Mojo function

copy_local_to_local

copy_local_to_local(dst: LayoutTensor[dtype, layout, origin, address_space=address_space, element_layout=element_layout, layout_int_type=layout_int_type, linear_idx_type=linear_idx_type, masked=masked, alignment=alignment], src: LayoutTensor[dtype, layout, origin, address_space=address_space, element_layout=element_layout, layout_int_type=layout_int_type, linear_idx_type=linear_idx_type, masked=masked, alignment=alignment])

Synchronously copy data between local memory (register) tensors with type conversion.

This function performs a synchronous copy operation between register tensors in a GPU context, with support for converting from float32 to half-precision formats (bfloat16/float16).

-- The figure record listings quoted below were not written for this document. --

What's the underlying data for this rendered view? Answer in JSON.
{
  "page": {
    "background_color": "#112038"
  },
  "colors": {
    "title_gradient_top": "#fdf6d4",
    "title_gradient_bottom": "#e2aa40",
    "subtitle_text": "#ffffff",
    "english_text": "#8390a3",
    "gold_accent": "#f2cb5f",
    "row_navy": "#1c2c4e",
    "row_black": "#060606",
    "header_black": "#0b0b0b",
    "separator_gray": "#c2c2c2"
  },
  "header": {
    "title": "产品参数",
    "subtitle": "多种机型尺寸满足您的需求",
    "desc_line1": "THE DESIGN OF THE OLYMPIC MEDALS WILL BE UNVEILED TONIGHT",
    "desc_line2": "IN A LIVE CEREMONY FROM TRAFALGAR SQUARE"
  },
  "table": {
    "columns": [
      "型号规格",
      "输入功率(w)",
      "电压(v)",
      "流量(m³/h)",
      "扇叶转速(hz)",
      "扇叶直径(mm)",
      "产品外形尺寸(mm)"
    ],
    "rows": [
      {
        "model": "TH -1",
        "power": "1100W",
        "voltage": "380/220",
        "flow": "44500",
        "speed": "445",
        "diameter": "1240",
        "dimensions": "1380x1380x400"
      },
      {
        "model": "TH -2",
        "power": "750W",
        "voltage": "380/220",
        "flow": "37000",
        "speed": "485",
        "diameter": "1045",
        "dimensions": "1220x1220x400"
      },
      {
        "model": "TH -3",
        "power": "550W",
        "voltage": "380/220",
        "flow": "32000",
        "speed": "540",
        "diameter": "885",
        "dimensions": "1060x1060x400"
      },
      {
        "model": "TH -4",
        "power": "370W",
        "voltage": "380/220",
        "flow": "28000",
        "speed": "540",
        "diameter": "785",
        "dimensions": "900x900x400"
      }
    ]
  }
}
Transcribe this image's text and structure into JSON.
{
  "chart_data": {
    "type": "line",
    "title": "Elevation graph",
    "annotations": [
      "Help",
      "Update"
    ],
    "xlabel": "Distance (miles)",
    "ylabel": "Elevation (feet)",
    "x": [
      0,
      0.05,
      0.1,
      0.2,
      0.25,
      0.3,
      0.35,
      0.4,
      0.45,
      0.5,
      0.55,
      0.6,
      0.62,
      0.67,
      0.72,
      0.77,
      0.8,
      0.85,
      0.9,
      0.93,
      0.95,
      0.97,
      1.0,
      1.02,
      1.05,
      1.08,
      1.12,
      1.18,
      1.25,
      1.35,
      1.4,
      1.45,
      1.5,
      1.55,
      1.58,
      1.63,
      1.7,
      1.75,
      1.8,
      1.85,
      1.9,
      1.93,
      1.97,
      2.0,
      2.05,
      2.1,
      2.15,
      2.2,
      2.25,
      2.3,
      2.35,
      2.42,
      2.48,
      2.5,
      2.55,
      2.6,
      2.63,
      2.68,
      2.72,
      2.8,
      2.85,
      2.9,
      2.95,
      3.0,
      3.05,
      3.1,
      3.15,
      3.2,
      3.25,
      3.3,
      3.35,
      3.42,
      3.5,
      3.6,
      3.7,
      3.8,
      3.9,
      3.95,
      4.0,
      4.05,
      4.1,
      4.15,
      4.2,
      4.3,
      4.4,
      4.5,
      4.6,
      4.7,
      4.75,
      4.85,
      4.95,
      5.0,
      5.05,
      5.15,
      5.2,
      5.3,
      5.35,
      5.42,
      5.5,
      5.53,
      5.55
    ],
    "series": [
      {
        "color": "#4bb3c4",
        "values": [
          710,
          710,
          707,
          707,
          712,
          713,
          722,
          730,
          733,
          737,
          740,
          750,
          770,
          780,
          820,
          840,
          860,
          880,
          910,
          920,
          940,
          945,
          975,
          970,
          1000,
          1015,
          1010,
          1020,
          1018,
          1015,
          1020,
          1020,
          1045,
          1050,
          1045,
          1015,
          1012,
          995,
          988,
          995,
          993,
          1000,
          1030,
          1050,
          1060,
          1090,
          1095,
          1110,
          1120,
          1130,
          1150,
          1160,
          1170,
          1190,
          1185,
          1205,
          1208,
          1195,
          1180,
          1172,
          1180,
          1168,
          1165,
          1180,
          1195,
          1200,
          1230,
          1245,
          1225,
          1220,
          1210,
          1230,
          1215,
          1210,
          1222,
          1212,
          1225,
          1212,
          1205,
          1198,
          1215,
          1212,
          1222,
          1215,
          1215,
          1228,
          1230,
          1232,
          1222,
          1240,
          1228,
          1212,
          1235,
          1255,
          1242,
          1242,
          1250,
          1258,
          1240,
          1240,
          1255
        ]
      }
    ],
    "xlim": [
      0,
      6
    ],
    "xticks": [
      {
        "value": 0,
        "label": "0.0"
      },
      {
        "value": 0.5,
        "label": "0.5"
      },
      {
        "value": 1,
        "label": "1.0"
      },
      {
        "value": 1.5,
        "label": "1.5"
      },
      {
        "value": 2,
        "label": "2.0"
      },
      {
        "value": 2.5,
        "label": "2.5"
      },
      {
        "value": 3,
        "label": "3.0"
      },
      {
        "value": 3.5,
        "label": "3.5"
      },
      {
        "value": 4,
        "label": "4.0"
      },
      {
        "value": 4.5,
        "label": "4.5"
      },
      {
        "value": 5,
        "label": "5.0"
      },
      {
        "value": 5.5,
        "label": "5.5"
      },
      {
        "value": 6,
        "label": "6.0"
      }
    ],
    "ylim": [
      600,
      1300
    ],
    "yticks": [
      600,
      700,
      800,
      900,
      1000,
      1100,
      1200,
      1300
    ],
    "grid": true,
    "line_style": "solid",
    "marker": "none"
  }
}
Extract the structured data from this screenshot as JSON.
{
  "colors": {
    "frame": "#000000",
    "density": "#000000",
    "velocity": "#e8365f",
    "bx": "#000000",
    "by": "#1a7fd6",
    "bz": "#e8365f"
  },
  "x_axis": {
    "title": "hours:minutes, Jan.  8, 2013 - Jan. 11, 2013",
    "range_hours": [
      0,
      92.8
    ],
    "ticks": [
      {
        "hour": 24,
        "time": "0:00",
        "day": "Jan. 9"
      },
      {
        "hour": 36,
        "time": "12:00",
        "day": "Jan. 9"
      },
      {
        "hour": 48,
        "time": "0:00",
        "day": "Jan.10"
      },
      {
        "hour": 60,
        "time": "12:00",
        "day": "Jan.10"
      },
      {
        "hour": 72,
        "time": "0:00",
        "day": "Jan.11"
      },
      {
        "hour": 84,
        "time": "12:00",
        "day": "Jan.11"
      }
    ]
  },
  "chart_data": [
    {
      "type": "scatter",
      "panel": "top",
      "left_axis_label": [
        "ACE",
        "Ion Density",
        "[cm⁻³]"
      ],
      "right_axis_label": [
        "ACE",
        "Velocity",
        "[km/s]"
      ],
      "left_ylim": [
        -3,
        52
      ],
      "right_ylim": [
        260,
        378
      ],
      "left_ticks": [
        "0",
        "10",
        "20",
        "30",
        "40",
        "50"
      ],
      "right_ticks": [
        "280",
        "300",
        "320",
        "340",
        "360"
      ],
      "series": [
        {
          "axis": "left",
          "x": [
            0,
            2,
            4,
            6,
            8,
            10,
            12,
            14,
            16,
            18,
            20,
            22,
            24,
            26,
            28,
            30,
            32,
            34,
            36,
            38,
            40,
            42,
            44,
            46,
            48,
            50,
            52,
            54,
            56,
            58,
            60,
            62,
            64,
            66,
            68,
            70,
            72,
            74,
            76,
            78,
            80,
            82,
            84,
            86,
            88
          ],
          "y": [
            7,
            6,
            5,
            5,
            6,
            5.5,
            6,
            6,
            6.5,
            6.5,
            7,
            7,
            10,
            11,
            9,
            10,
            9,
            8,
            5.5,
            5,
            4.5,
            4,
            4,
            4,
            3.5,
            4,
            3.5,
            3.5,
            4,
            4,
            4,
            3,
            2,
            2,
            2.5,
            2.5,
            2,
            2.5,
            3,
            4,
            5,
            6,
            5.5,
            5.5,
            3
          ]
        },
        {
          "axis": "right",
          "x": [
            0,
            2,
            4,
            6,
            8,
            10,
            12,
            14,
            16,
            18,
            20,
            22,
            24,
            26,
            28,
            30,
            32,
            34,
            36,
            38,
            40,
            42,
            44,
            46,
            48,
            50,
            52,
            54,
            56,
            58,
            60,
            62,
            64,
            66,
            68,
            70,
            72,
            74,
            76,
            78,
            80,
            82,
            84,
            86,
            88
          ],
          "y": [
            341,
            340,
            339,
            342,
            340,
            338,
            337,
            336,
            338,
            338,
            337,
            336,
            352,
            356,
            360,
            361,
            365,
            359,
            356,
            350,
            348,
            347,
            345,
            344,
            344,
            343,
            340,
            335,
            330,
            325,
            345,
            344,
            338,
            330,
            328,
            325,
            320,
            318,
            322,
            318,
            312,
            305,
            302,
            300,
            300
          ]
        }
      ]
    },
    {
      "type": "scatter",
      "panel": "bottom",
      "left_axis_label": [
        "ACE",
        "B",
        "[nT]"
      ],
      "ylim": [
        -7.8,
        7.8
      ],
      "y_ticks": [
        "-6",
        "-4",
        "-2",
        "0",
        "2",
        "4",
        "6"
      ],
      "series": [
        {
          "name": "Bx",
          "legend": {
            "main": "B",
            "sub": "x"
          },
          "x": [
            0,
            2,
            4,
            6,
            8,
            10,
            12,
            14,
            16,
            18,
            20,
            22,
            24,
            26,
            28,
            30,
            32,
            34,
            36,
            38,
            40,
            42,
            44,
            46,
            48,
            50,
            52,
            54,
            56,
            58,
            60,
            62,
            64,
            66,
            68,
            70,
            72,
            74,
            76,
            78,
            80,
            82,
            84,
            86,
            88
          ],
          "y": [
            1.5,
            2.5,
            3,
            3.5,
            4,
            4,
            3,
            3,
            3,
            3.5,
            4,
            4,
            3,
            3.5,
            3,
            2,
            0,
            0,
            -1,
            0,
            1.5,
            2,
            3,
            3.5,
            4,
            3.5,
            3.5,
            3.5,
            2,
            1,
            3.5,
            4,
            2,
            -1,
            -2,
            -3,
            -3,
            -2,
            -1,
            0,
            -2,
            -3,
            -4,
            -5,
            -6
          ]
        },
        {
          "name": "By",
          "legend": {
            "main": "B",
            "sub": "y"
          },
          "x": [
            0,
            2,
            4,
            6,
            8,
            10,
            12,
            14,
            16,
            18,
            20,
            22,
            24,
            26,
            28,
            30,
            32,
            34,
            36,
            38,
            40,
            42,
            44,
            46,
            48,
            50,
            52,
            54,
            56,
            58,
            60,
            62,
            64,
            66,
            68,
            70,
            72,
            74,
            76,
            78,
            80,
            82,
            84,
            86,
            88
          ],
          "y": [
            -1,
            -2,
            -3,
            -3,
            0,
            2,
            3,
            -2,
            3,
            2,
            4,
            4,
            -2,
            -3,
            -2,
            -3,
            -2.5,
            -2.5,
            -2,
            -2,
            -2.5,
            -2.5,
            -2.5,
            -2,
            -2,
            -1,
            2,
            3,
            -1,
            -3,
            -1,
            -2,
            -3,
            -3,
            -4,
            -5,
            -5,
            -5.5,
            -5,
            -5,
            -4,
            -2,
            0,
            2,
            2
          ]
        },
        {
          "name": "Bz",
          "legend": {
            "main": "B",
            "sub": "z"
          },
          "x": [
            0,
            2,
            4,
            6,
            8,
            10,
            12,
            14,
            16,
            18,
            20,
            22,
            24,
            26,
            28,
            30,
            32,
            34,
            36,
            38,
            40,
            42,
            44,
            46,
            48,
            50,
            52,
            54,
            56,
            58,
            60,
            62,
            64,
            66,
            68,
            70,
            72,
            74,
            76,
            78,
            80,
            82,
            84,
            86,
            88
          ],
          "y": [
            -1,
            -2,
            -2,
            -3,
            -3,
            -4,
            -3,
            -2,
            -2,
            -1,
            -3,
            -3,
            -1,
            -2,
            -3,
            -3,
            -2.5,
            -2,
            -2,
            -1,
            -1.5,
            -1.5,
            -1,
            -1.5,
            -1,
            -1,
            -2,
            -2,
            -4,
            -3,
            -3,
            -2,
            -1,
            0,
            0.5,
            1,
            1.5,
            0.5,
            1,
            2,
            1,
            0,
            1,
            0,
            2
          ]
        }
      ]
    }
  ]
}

It's particularly optimized for specific tensor layouts commonly used in matrix multiplication operations.

Example:

from layout import LayoutTensor, Layout
from layout.layout_tensor import copy_local_to_local

var src_reg = LayoutTensor[DType.float32, Layout((16, 8)),
                            address_space=AddressSpace.LOCAL]()
var dst_reg = LayoutTensor[DType.bfloat16, Layout((16, 8)),
                            address_space=AddressSpace.LOCAL]()

# Process data in float32 registers
# ...

# Convert and copy to bfloat16 registers
copy_local_to_local(dst_reg, src_reg)
from layout import LayoutTensor, Layout
from layout.layout_tensor import copy_local_to_local

var src_reg = LayoutTensor[DType.float32, Layout((16, 8)),
                            address_space=AddressSpace.LOCAL]()
var dst_reg = LayoutTensor[DType.bfloat16, Layout((16, 8)),
                            address_space=AddressSpace.LOCAL]()

# Process data in float32 registers
# ...

# Convert and copy to bfloat16 registers
copy_local_to_local(dst_reg, src_reg)

Performance:

Optimized for specific 2D tensor layouts with contiguous inner dimensions.
Special fast path for 2D tensors with specific layouts used in matrix multiplication.
For MMA (Matrix Multiply-Accumulate) operations, efficiently handles the conversion between output fragments and input fragments with different layouts.
Falls back to element-wise copy for general cases.

Notes:

Both source and destination tensors must be in LOCAL address space (registers).
This function currently only supports copying from float32 to half-precision formats.
For 2D tensors with stride[1] == 1, a specialized fast path is used that's optimized for matrix multiplication patterns.
This function is particularly useful in GPU kernels for converting between different precision formats while keeping data in registers.

Constraints:

Destination tensor must be in LOCAL address space.
Source tensor must be in LOCAL address space.
Destination tensor must have a half-precision floating-point data type.
Source tensor must have float32 data type.
Both tensors must have the same total size.

Args:

dst (LayoutTensor[dtype, layout, origin, address_space=address_space, element_layout=element_layout, layout_int_type=layout_int_type, linear_idx_type=linear_idx_type, masked=masked, alignment=alignment]): The destination tensor, which must be in local memory (registers) and have a half-precision floating-point data type (bfloat16 or float16).
src (LayoutTensor[dtype, layout, origin, address_space=address_space, element_layout=element_layout, layout_int_type=layout_int_type, linear_idx_type=linear_idx_type, masked=masked, alignment=alignment]): The source tensor, which must be in local memory (registers) and have float32 data type.